Il était important de s’assurer que les aras-élèves n’ont jamais vu ou pratiqué les gestes qu’on va essayer de leur apprendre, n’aient encore jamais fait d’exercices d’imitation et ne soient pas trop familiers des humains, expliquent les chercheurs dans leur étude. Le but est d’éviter toute acculturation préalable qui rendrait leur apprentissage plus facile et fausserait l’expérience. Il faut que nos perroquets soient des débutants complets, proches des conditions naturelles de leur vie sauvage dans les forêts de Bolivie.

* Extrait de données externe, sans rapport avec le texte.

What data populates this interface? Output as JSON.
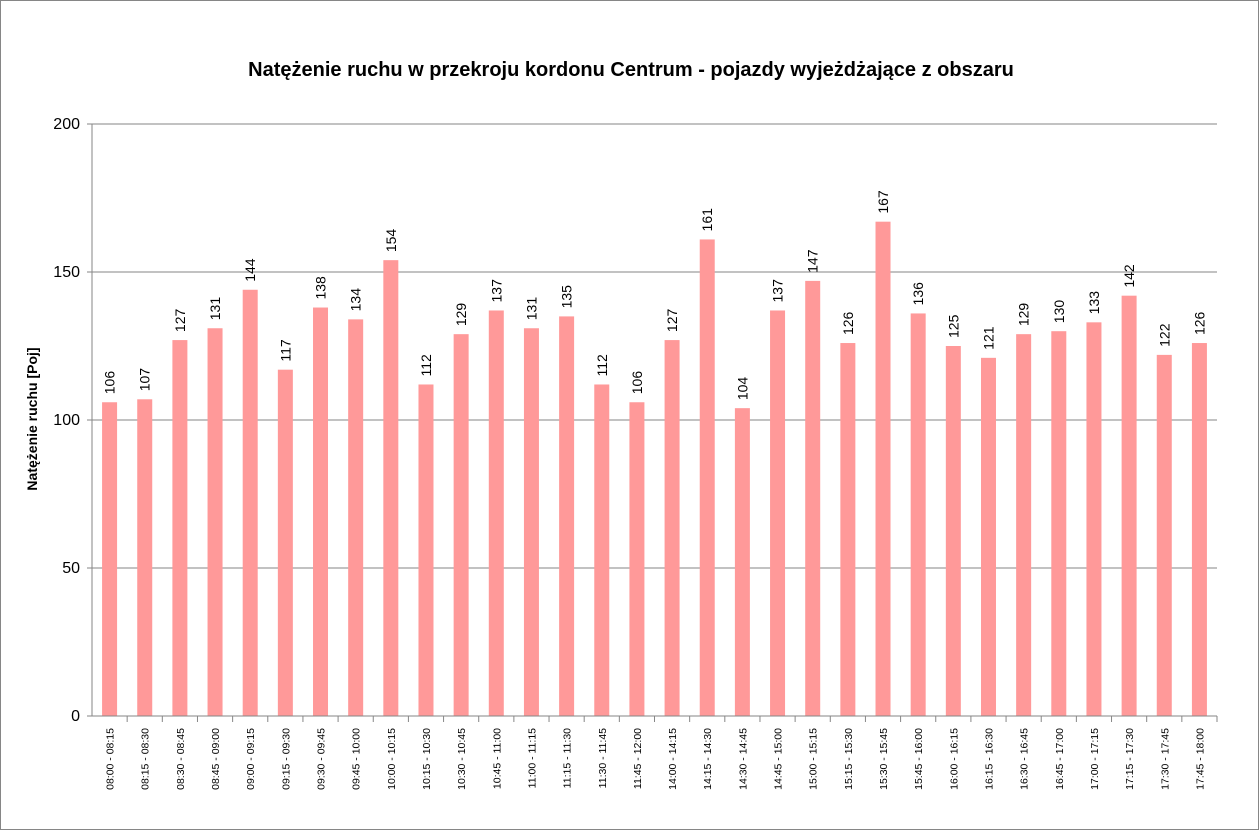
{
  "chart_data": {
    "type": "bar",
    "title": "Natężenie ruchu w przekroju kordonu Centrum - pojazdy wyjeżdżające z obszaru",
    "ylabel": "Natężenie ruchu [Poj]",
    "xlabel": "",
    "ylim": [
      0,
      200
    ],
    "yticks": [
      "0",
      "50",
      "100",
      "150",
      "200"
    ],
    "grid": true,
    "bar_color": "#ff9999",
    "categories": [
      "08:00 - 08:15",
      "08:15 - 08:30",
      "08:30 - 08:45",
      "08:45 - 09:00",
      "09:00 - 09:15",
      "09:15 - 09:30",
      "09:30 - 09:45",
      "09:45 - 10:00",
      "10:00 - 10:15",
      "10:15 - 10:30",
      "10:30 - 10:45",
      "10:45 - 11:00",
      "11:00 - 11:15",
      "11:15 - 11:30",
      "11:30 - 11:45",
      "11:45 - 12:00",
      "14:00 - 14:15",
      "14:15 - 14:30",
      "14:30 - 14:45",
      "14:45 - 15:00",
      "15:00 - 15:15",
      "15:15 - 15:30",
      "15:30 - 15:45",
      "15:45 - 16:00",
      "16:00 - 16:15",
      "16:15 - 16:30",
      "16:30 - 16:45",
      "16:45 - 17:00",
      "17:00 - 17:15",
      "17:15 - 17:30",
      "17:30 - 17:45",
      "17:45 - 18:00"
    ],
    "values": [
      106,
      107,
      127,
      131,
      144,
      117,
      138,
      134,
      154,
      112,
      129,
      137,
      131,
      135,
      112,
      106,
      127,
      161,
      104,
      137,
      147,
      126,
      167,
      136,
      125,
      121,
      129,
      130,
      133,
      142,
      122,
      126
    ]
  }
}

L’ara débutant va-t-il lever le pied ?

Les douze élèves ont été répartis équitablement en deux groupes : le groupe de test et le groupe de contrôle. Un ara du groupe de test était placé dans une pièce avec un humain, à côté d’une autre pièce contenant aussi un perroquet et un humain, séparés par une fenêtre. Il pouvait observer son voisin, qui était un oiseau entraîné, répondre aux commandes de son humain. L’humain lève l’index ? Le perroquet entraîné lève le pied. L’humain fait un cercle avec deux doigts en pistolet ? Le perroquet entraîné tourne sur lui-même. Puis on attend quelques secondes, et l’humain affecté au perroquet débutant donne la même commande. C’est là que la magie opère : l’ara débutant va-t-il lever le pied ou faire un tour sur lui-même, en ayant appris le lien entre le geste de l’humain et le geste attendu de l’oiseau, par observation de la pièce voisine ?

Pour un cobaye du groupe de contrôle, il n’y avait pas de congénère à plumes à imiter. L’ara était seul face à un humain lui donnant un ordre inconnu avec ses doigts. Va-t-il comprendre tout seul ce qu’on attend de lui ? Si oui, au bout de combien de tentatives ? L’expérience de faire un geste devant un perroquet naïf pour voir s’il le reproduit a été tentée dix fois de suite par session de travail, et 462 sessions au total ont été organisées au Loro parque fundación. On a ainsi eu le temps d’observer l’apprentissage des oiseaux sur la durée, et de comparer le rythme de progression entre le groupe de test et le groupe de contrôle.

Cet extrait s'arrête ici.